The IR experts are divided over whether the colleges and universities where they teach should divest and whether students should have a say in that decision. Our survey respondents were more likely to have an opinion on universities selling their investments in companies doing business with Israel than were members of the U.S. public, presumably because the respondents study IR and most work at colleges and universities.
Of the surveyed IR scholars, 40 percent supported divestment, compared with 23 percent of the public, as measured in a May Economist/YouGov survey. Similarly, 45 percent of scholars opposed divestment, compared with 35 percent of the public. Large segments of the public were “not sure” what they thought about divestment, possibly because of lower levels of knowledge about the conflict and about the university system.

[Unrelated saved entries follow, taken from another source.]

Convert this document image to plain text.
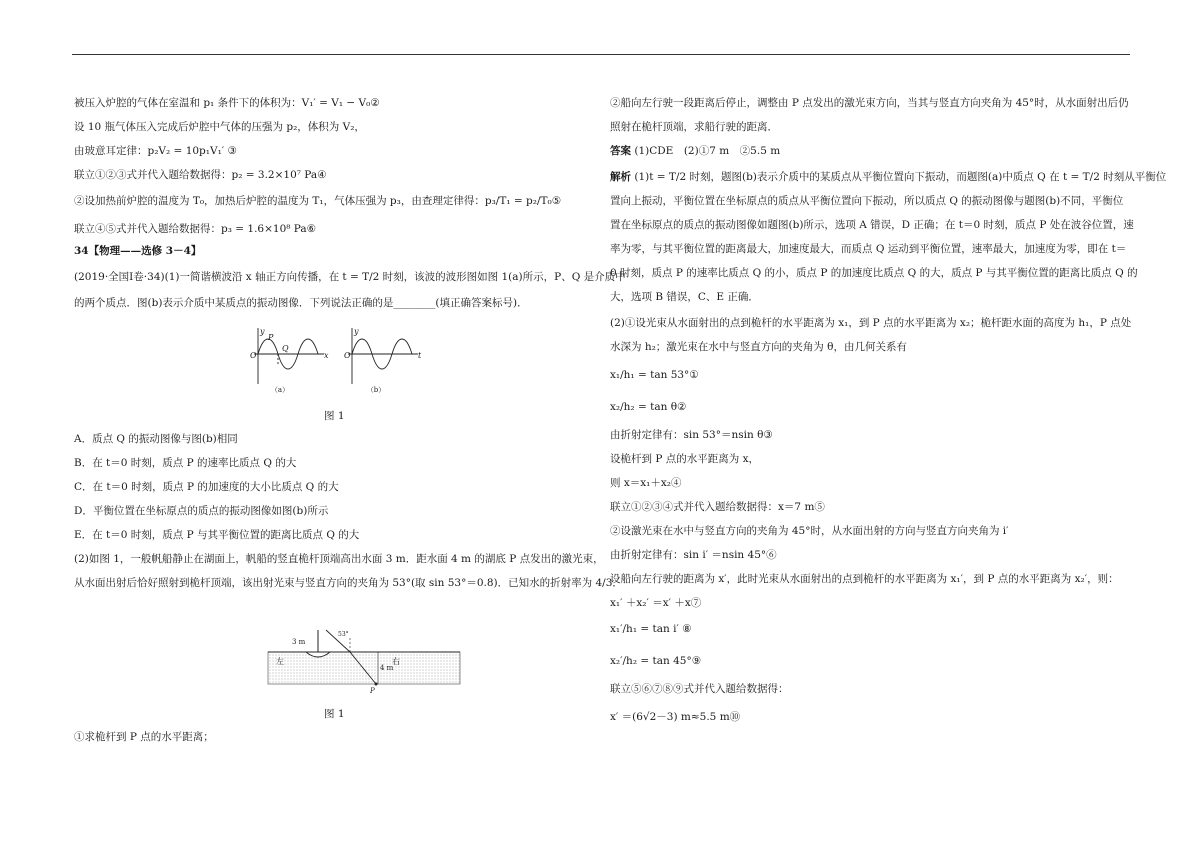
被压入炉腔的气体在室温和 p₁ 条件下的体积为：V₁′ = V₁ − V₀②
设 10 瓶气体压入完成后炉腔中气体的压强为 p₂，体积为 V₂，
由玻意耳定律：p₂V₂ = 10p₁V₁′ ③
联立①②③式并代入题给数据得：p₂ = 3.2×10⁷ Pa④
②设加热前炉腔的温度为 T₀，加热后炉腔的温度为 T₁，气体压强为 p₃，由查理定律得：p₃/T₁ = p₂/T₀⑤
联立④⑤式并代入题给数据得：p₃ = 1.6×10⁸ Pa⑥
34【物理——选修 3－4】
(2019·全国Ⅰ卷·34)(1)一简谐横波沿 x 轴正方向传播，在 t = T/2 时刻，该波的波形图如图 1(a)所示，P、Q 是介质中
的两个质点．图(b)表示介质中某质点的振动图像．下列说法正确的是________(填正确答案标号)．
y
O
P
Q
x
y
O	t
（a）	（b）
图 1
A．质点 Q 的振动图像与图(b)相同
B．在 t＝0 时刻，质点 P 的速率比质点 Q 的大
C．在 t＝0 时刻，质点 P 的加速度的大小比质点 Q 的大
D．平衡位置在坐标原点的质点的振动图像如图(b)所示
E．在 t＝0 时刻，质点 P 与其平衡位置的距离比质点 Q 的大
(2)如图 1，一般帆船静止在湖面上，帆船的竖直桅杆顶端高出水面 3 m．距水面 4 m 的湖底 P 点发出的激光束，
从水面出射后恰好照射到桅杆顶端，该出射光束与竖直方向的夹角为 53°(取 sin 53°＝0.8)．已知水的折射率为 4/3．
左	右
3 m
4 m
53°
P
图 1
①求桅杆到 P 点的水平距离；
②船向左行驶一段距离后停止，调整由 P 点发出的激光束方向，当其与竖直方向夹角为 45°时，从水面射出后仍
照射在桅杆顶端，求船行驶的距离．
答案 (1)CDE　(2)①7 m　②5.5 m
解析 (1)t = T/2 时刻，题图(b)表示介质中的某质点从平衡位置向下振动，而题图(a)中质点 Q 在 t = T/2 时刻从平衡位
置向上振动，平衡位置在坐标原点的质点从平衡位置向下振动，所以质点 Q 的振动图像与题图(b)不同，平衡位
置在坐标原点的质点的振动图像如题图(b)所示，选项 A 错误，D 正确；在 t＝0 时刻，质点 P 处在波谷位置，速
率为零，与其平衡位置的距离最大，加速度最大，而质点 Q 运动到平衡位置，速率最大，加速度为零，即在 t＝
0 时刻，质点 P 的速率比质点 Q 的小，质点 P 的加速度比质点 Q 的大，质点 P 与其平衡位置的距离比质点 Q 的
大，选项 B 错误，C、E 正确．
(2)①设光束从水面射出的点到桅杆的水平距离为 x₁，到 P 点的水平距离为 x₂；桅杆距水面的高度为 h₁，P 点处
水深为 h₂；激光束在水中与竖直方向的夹角为 θ，由几何关系有
x₁/h₁ = tan 53°①
x₂/h₂ = tan θ②
由折射定律有：sin 53°＝nsin θ③
设桅杆到 P 点的水平距离为 x，
则 x＝x₁＋x₂④
联立①②③④式并代入题给数据得：x＝7 m⑤
②设激光束在水中与竖直方向的夹角为 45°时，从水面出射的方向与竖直方向夹角为 i′
由折射定律有：sin i′ ＝nsin 45°⑥
设船向左行驶的距离为 x′，此时光束从水面射出的点到桅杆的水平距离为 x₁′，到 P 点的水平距离为 x₂′，则：
x₁′ ＋x₂′ ＝x′ ＋x⑦
x₁′/h₁ = tan i′ ⑧
x₂′/h₂ = tan 45°⑨
联立⑤⑥⑦⑧⑨式并代入题给数据得：
x′ ＝(6√2－3) m≈5.5 m⑩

Interesting patterns emerge among different categories of respondents. For example, women faculty were far more likely (54 percent) than men (35 percent) to support divestment. Similarly, 43 percent of Democrats but only 15 percent of Republicans favored universities selling their investments in companies tied to Israel. The partisan gap is narrower among the public: According to the Economist/YouGov poll, 27 percent of Democrats and 21 percent of Republicans favored divestment. Women, meanwhile, were less likely than men to advocate that universities sell investments in companies that might profit from the war in Gaza.
The IR experts were evenly split on whether students should have a say in where their colleges’ financial endowments are invested. When asked this question, 41 percent of the surveyed scholars said yes, while 41 percent said no. Again, women scholars were more likely than men and Democrats more likely than Republicans to want students to have a voice in investing their schools’ endowments.

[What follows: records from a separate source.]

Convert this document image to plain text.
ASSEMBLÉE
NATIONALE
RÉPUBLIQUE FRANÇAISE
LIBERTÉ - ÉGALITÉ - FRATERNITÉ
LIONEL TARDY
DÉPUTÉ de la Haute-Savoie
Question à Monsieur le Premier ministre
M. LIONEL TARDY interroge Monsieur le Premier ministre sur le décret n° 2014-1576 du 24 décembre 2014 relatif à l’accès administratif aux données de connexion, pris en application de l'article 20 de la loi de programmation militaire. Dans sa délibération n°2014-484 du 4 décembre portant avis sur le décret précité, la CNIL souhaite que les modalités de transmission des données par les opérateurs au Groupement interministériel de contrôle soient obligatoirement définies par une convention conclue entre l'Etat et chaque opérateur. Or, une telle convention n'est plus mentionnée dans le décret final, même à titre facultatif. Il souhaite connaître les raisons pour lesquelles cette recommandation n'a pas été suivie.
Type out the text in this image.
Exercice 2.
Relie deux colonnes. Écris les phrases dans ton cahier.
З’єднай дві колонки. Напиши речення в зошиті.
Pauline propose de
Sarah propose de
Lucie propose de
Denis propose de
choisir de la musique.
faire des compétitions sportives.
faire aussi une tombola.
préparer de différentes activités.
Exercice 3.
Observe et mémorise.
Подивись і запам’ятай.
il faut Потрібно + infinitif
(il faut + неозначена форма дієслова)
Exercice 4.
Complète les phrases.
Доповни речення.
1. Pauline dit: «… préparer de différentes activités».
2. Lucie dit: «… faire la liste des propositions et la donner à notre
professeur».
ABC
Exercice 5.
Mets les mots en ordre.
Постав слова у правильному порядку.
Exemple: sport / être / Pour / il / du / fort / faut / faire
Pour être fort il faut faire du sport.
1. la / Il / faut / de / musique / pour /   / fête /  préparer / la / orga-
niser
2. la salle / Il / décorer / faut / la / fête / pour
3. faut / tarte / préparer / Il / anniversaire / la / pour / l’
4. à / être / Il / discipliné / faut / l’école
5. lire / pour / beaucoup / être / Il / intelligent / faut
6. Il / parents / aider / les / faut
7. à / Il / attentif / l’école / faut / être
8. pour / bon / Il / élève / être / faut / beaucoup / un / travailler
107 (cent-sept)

IR faculty may disagree about whether schools should divest and whether students should be involved in such decisions, but their commitment to academic freedom runs deep. When asked whether their universities should boycott collaborations with Israeli universities and scholars—including study abroad programs, co-authorships, visiting scholars, and speakers—the experts resoundingly said no. Of those surveyed, 86 percent opposed cutting these academic ties, while only 7 percent expressed support.

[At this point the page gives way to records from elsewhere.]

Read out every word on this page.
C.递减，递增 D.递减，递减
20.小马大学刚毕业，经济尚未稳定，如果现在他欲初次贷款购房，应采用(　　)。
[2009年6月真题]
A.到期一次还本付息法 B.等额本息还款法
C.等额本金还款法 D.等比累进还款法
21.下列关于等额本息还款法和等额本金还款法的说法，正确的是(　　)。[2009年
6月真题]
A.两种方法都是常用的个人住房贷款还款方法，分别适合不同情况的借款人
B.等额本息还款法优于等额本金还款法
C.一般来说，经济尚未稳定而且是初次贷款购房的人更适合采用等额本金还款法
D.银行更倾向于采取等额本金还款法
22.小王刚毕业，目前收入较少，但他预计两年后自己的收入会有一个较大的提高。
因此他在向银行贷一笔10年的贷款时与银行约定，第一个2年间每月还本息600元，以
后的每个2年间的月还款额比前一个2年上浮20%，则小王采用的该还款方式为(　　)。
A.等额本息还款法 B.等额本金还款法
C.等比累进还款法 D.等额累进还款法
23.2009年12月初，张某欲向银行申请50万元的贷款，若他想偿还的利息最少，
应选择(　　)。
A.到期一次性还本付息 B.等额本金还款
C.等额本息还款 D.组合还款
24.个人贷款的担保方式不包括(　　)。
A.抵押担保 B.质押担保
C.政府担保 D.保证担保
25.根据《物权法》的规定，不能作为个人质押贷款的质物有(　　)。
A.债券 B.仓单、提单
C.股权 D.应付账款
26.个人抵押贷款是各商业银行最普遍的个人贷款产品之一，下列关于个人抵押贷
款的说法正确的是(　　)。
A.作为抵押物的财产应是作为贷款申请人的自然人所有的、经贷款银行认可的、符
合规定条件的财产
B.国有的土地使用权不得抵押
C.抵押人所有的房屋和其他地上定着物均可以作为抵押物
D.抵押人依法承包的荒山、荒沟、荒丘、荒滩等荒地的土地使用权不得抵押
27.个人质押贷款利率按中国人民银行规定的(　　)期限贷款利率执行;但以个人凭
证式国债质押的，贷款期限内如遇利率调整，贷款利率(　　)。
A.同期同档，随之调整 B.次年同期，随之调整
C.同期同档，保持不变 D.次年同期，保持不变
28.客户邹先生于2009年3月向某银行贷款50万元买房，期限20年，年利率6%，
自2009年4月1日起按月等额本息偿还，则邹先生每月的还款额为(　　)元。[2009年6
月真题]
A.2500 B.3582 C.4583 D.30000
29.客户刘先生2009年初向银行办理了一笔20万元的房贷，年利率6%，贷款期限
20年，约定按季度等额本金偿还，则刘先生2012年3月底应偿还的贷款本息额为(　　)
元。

This result is particularly striking since the American Association of University Professors (AAUP) recently reversed its long-standing policy of opposing academic boycotts. Although we do not know whether IR faculty members are representative of the broader AAUP membership, their preferences do not align with the policy change.
Sizable majorities of both the IR experts and the U.S. public disapprove of the Israeli response to the Oct. 7 Hamas attack. Despite this widespread opposition, IR professors are more dubious about the goals of the pro-Palestinian protests that dominated college campuses in the spring and have returned this fall. Scholars were more likely to oppose than to support university divestment from companies doing business with Israel and were evenly split on whether students should even have a say. They came down strongly in favor of continued collaboration with Israeli academics.
Additionally, most of the surveyed scholars agreed that the protests are unlikely to achieve real change in university policy; respondents felt that the protests may even make U.S. voters more likely to support Trump in the U.S. presidential election on Nov. 5. The experts’ cynicism about the campus protests underscores the significant but complicated role that the demonstrations and faculty perspectives will play in shaping both campus policy and broader political outcomes as the election draws near.